Hepatitis C Virus (HCV) continues to be an important health concern worldwide. Different therapeutic methods are now available for the treatment of HCV infection with good results. Determining the viral load of patients under treatment is now the standard of care for monitoring the response to these treatments. There are different commercially available assays used to detect and quantify HCV RNA in serum and plasma specimens. The objective of this study was to compare the Aptima HCV Quant Dx assay, recently released by Hologic, Inc®, with the Abbott Molecular Realtime HCV assay. The Aptima HCV Quant Dx assay is a real-time transcription-mediated amplification (TMA) test, run in the Panther System (Hologic) used for confirmation of diagnosis and monitoring of HCV RNA. The Abbott Realtime HCV assay is an RT-PCR test run on the automated m2000 system (Abbott Diagnostics).
Sixty plasma specimens, twenty negatives and forty positives for HCV were included in this study. All sixty specimens were used to test the qualitative performance and thirty of them, with known viral loads, were used to test the quantitative performance. All these specimens had been previously tested on the Abbott m2000 platform. The specimens were assayed using the Aptima HCV Quant Dx Assay on the Panther System following the manufacturer instructions. Specificity of the new assay was tested using twenty HCV negative specimens, some of which were positive for Cytomegalovirus (CMV) and Human Immunodeficiency Virus (HIV). Precision was tested using a known HCV positive specimen repeated twelve times in different runs. Results obtained from specimens tested in both instruments were compared using the EP Evaluator program.
The EP Evaluator software was used to determine whether the methods are equivalent within a total allowable error of 1 log 10 IU/mL. Thirty specimens with known HCV genotypes 1a, 1b, 2b, and 3a were compared over a range of 1.11 to 6.98 log 10 IU/mL. The test passed with 98.3 % agreement. One specimen with low viral load was negative on the Abbott instrument and positive on the Panther system. This could be explained because the Aptima HCV Quant Dx Assay has a lower detection limit (<3.9 IU/mL) than the Abbott System (<12 IU/mL) in plasma specimens. The difference between the two methods was within allowable error. The average error index was 0.12 with a range of -0.41 and 0.54. The coefficient of correlation (R) between both methods was 0.9951. For the precision study, the EP Evaluator results showed a mean of 3.861 log 10 IU/mL with a standard deviation of 0.047. This value was within the 2 SD range (3.767-3.954).
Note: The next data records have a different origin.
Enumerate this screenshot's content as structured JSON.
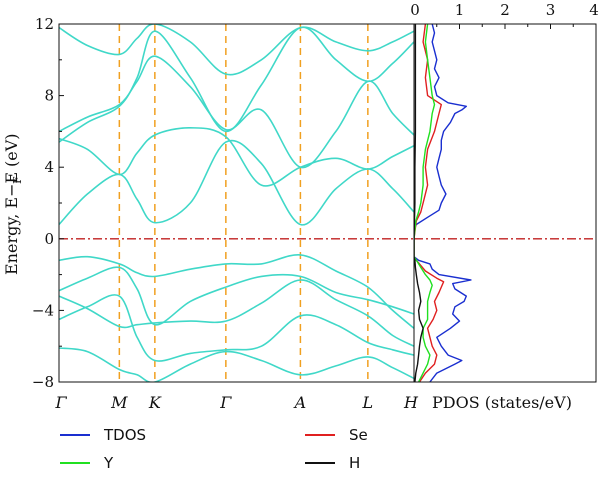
{
  "chart_data": [
    {
      "type": "line",
      "title": "",
      "ylabel": "Energy, E−E",
      "ylabel_sub": "F",
      "ylabel_unit": "(eV)",
      "ylim": [
        -8,
        12
      ],
      "yticks": [
        12,
        8,
        4,
        0,
        -4,
        -8
      ],
      "ytick_labels": [
        "12",
        "8",
        "4",
        "0",
        "−4",
        "−8"
      ],
      "kpoints": [
        {
          "label": "Γ",
          "x": 0
        },
        {
          "label": "M",
          "x": 0.17
        },
        {
          "label": "K",
          "x": 0.27
        },
        {
          "label": "Γ",
          "x": 0.47
        },
        {
          "label": "A",
          "x": 0.68
        },
        {
          "label": "L",
          "x": 0.87
        },
        {
          "label": "H",
          "x": 1.0
        }
      ],
      "fermi_level": 0,
      "band_color": "#40d8c8",
      "highsym_line_color": "#f0a020",
      "fermi_line_color": "#c02020",
      "series": [
        {
          "values": [
            [
              0,
              0.8
            ],
            [
              0.08,
              2.5
            ],
            [
              0.17,
              3.6
            ],
            [
              0.22,
              2.2
            ],
            [
              0.27,
              0.9
            ],
            [
              0.37,
              2.0
            ],
            [
              0.47,
              5.4
            ],
            [
              0.57,
              4.2
            ],
            [
              0.68,
              0.8
            ],
            [
              0.78,
              2.8
            ],
            [
              0.87,
              3.9
            ],
            [
              0.94,
              2.8
            ],
            [
              1.0,
              1.5
            ]
          ]
        },
        {
          "values": [
            [
              0,
              5.6
            ],
            [
              0.08,
              5.0
            ],
            [
              0.17,
              3.6
            ],
            [
              0.22,
              4.8
            ],
            [
              0.27,
              5.8
            ],
            [
              0.37,
              6.2
            ],
            [
              0.47,
              5.7
            ],
            [
              0.57,
              3.0
            ],
            [
              0.68,
              4.0
            ],
            [
              0.78,
              4.5
            ],
            [
              0.87,
              3.9
            ],
            [
              0.94,
              4.6
            ],
            [
              1.0,
              5.2
            ]
          ]
        },
        {
          "values": [
            [
              0,
              6.0
            ],
            [
              0.08,
              6.8
            ],
            [
              0.17,
              7.5
            ],
            [
              0.22,
              8.8
            ],
            [
              0.27,
              10.2
            ],
            [
              0.37,
              8.5
            ],
            [
              0.47,
              6.1
            ],
            [
              0.57,
              7.2
            ],
            [
              0.68,
              4.0
            ],
            [
              0.78,
              6.0
            ],
            [
              0.87,
              8.8
            ],
            [
              0.94,
              7.0
            ],
            [
              1.0,
              5.8
            ]
          ]
        },
        {
          "values": [
            [
              0,
              5.4
            ],
            [
              0.08,
              6.5
            ],
            [
              0.17,
              7.4
            ],
            [
              0.22,
              9.0
            ],
            [
              0.27,
              11.6
            ],
            [
              0.37,
              9.0
            ],
            [
              0.47,
              6.0
            ],
            [
              0.57,
              8.6
            ],
            [
              0.68,
              11.8
            ],
            [
              0.78,
              10.0
            ],
            [
              0.87,
              8.8
            ],
            [
              0.94,
              9.8
            ],
            [
              1.0,
              11.0
            ]
          ]
        },
        {
          "values": [
            [
              0,
              11.8
            ],
            [
              0.08,
              10.8
            ],
            [
              0.17,
              10.3
            ],
            [
              0.22,
              11.2
            ],
            [
              0.27,
              12.0
            ],
            [
              0.37,
              11.0
            ],
            [
              0.47,
              9.2
            ],
            [
              0.57,
              10.0
            ],
            [
              0.68,
              11.8
            ],
            [
              0.78,
              11.0
            ],
            [
              0.87,
              10.5
            ],
            [
              0.94,
              11.0
            ],
            [
              1.0,
              11.6
            ]
          ]
        },
        {
          "values": [
            [
              0,
              -1.2
            ],
            [
              0.08,
              -1.0
            ],
            [
              0.17,
              -1.4
            ],
            [
              0.22,
              -1.9
            ],
            [
              0.27,
              -2.1
            ],
            [
              0.37,
              -1.7
            ],
            [
              0.47,
              -1.4
            ],
            [
              0.57,
              -1.4
            ],
            [
              0.68,
              -0.9
            ],
            [
              0.78,
              -1.8
            ],
            [
              0.87,
              -2.7
            ],
            [
              0.94,
              -4.0
            ],
            [
              1.0,
              -5.0
            ]
          ]
        },
        {
          "values": [
            [
              0,
              -2.9
            ],
            [
              0.08,
              -2.2
            ],
            [
              0.17,
              -1.6
            ],
            [
              0.22,
              -2.8
            ],
            [
              0.27,
              -4.8
            ],
            [
              0.37,
              -3.5
            ],
            [
              0.47,
              -2.7
            ],
            [
              0.57,
              -2.1
            ],
            [
              0.68,
              -2.1
            ],
            [
              0.78,
              -3.0
            ],
            [
              0.87,
              -3.4
            ],
            [
              0.94,
              -3.8
            ],
            [
              1.0,
              -4.2
            ]
          ]
        },
        {
          "values": [
            [
              0,
              -3.2
            ],
            [
              0.08,
              -3.9
            ],
            [
              0.17,
              -4.9
            ],
            [
              0.22,
              -4.8
            ],
            [
              0.27,
              -4.7
            ],
            [
              0.37,
              -4.6
            ],
            [
              0.47,
              -4.6
            ],
            [
              0.57,
              -3.6
            ],
            [
              0.68,
              -2.3
            ],
            [
              0.78,
              -3.4
            ],
            [
              0.87,
              -4.3
            ],
            [
              0.94,
              -5.4
            ],
            [
              1.0,
              -6.0
            ]
          ]
        },
        {
          "values": [
            [
              0,
              -4.5
            ],
            [
              0.08,
              -3.8
            ],
            [
              0.17,
              -3.2
            ],
            [
              0.22,
              -5.5
            ],
            [
              0.27,
              -6.8
            ],
            [
              0.37,
              -6.4
            ],
            [
              0.47,
              -6.2
            ],
            [
              0.57,
              -6.0
            ],
            [
              0.68,
              -4.3
            ],
            [
              0.78,
              -4.8
            ],
            [
              0.87,
              -5.8
            ],
            [
              0.94,
              -6.2
            ],
            [
              1.0,
              -6.5
            ]
          ]
        },
        {
          "values": [
            [
              0,
              -6.1
            ],
            [
              0.08,
              -6.3
            ],
            [
              0.17,
              -7.3
            ],
            [
              0.22,
              -7.6
            ],
            [
              0.27,
              -8.0
            ],
            [
              0.37,
              -7.0
            ],
            [
              0.47,
              -6.3
            ],
            [
              0.57,
              -6.8
            ],
            [
              0.68,
              -7.6
            ],
            [
              0.78,
              -7.1
            ],
            [
              0.87,
              -6.6
            ],
            [
              0.94,
              -7.2
            ],
            [
              1.0,
              -7.8
            ]
          ]
        }
      ]
    },
    {
      "type": "line",
      "xlabel": "PDOS (states/eV)",
      "xlim": [
        0,
        4
      ],
      "xticks": [
        0,
        1,
        2,
        3,
        4
      ],
      "xtick_labels": [
        "0",
        "1",
        "2",
        "3",
        "4"
      ],
      "ylim": [
        -8,
        12
      ],
      "legend_placement": "below",
      "series": [
        {
          "name": "TDOS",
          "color": "#1a2fd0",
          "energy": [
            -8,
            -7.5,
            -7,
            -6.8,
            -6.5,
            -6,
            -5.5,
            -5,
            -4.6,
            -4.2,
            -3.8,
            -3.5,
            -3.2,
            -2.8,
            -2.5,
            -2.3,
            -2,
            -1.7,
            -1.4,
            -1.2,
            -1.0,
            -0.5,
            0,
            0.5,
            0.8,
            1.2,
            1.6,
            2,
            2.5,
            3,
            3.5,
            4,
            4.5,
            5,
            5.5,
            6,
            6.5,
            7,
            7.2,
            7.4,
            7.6,
            8,
            8.5,
            9,
            9.5,
            10,
            10.5,
            11,
            11.5,
            12
          ],
          "values": [
            0.35,
            0.5,
            0.9,
            1.05,
            0.75,
            0.6,
            0.5,
            0.8,
            1.0,
            0.85,
            0.9,
            1.1,
            1.15,
            0.9,
            0.85,
            1.25,
            0.55,
            0.4,
            0.35,
            0.1,
            0.0,
            0.0,
            0.0,
            0.0,
            0.05,
            0.3,
            0.55,
            0.6,
            0.7,
            0.6,
            0.55,
            0.5,
            0.55,
            0.6,
            0.6,
            0.65,
            0.8,
            0.9,
            1.05,
            1.15,
            0.75,
            0.5,
            0.45,
            0.55,
            0.45,
            0.5,
            0.45,
            0.4,
            0.45,
            0.4
          ]
        },
        {
          "name": "Se",
          "color": "#e02020",
          "energy": [
            -8,
            -7.5,
            -7,
            -6.5,
            -6,
            -5.5,
            -5,
            -4.5,
            -4,
            -3.5,
            -3,
            -2.7,
            -2.4,
            -2.2,
            -1.8,
            -1.4,
            -1.2,
            -1.0,
            0,
            1,
            1.5,
            2,
            3,
            4,
            5,
            6,
            7,
            7.5,
            8,
            9,
            10,
            11,
            12
          ],
          "values": [
            0.12,
            0.25,
            0.45,
            0.5,
            0.4,
            0.35,
            0.3,
            0.42,
            0.5,
            0.45,
            0.55,
            0.6,
            0.65,
            0.5,
            0.25,
            0.12,
            0.05,
            0.0,
            0.0,
            0.05,
            0.15,
            0.2,
            0.3,
            0.25,
            0.3,
            0.45,
            0.55,
            0.6,
            0.3,
            0.25,
            0.3,
            0.2,
            0.25
          ]
        },
        {
          "name": "Y",
          "color": "#20e020",
          "energy": [
            -8,
            -7.5,
            -7,
            -6.5,
            -6,
            -5.5,
            -5,
            -4.5,
            -4,
            -3.5,
            -3,
            -2.6,
            -2.3,
            -2.0,
            -1.6,
            -1.3,
            -1.0,
            0,
            1,
            1.5,
            2,
            3,
            4,
            5,
            6,
            7,
            7.5,
            8,
            9,
            10,
            11,
            12
          ],
          "values": [
            0.1,
            0.2,
            0.3,
            0.35,
            0.25,
            0.2,
            0.2,
            0.3,
            0.3,
            0.3,
            0.35,
            0.4,
            0.35,
            0.25,
            0.15,
            0.08,
            0.0,
            0.0,
            0.04,
            0.1,
            0.15,
            0.2,
            0.2,
            0.25,
            0.35,
            0.4,
            0.45,
            0.4,
            0.35,
            0.3,
            0.25,
            0.3
          ]
        },
        {
          "name": "H",
          "color": "#111111",
          "energy": [
            -8,
            -7.5,
            -7,
            -6.5,
            -6,
            -5.5,
            -5,
            -4.5,
            -4,
            -3.5,
            -3,
            -2.5,
            -2.0,
            -1.6,
            -1.2,
            -1.0,
            0,
            2,
            4,
            6,
            8,
            10,
            12
          ],
          "values": [
            0.02,
            0.04,
            0.08,
            0.1,
            0.12,
            0.15,
            0.2,
            0.12,
            0.1,
            0.15,
            0.12,
            0.08,
            0.05,
            0.03,
            0.02,
            0.0,
            0.0,
            0.02,
            0.02,
            0.03,
            0.03,
            0.03,
            0.03
          ]
        }
      ]
    }
  ]
}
We can conclude that the Aptima HCV Quant Dx assay is a highly sensitive, accurate, and reproducible assay with a performance equal to that of the Abbott Realtime HCV assay. The Aptima HCV Quant Dx assay is a faster and more efficient test than the latter. This is helpful in the lab setting because it reduces hands on time needed to set up the test and allows for shorter wait time for results.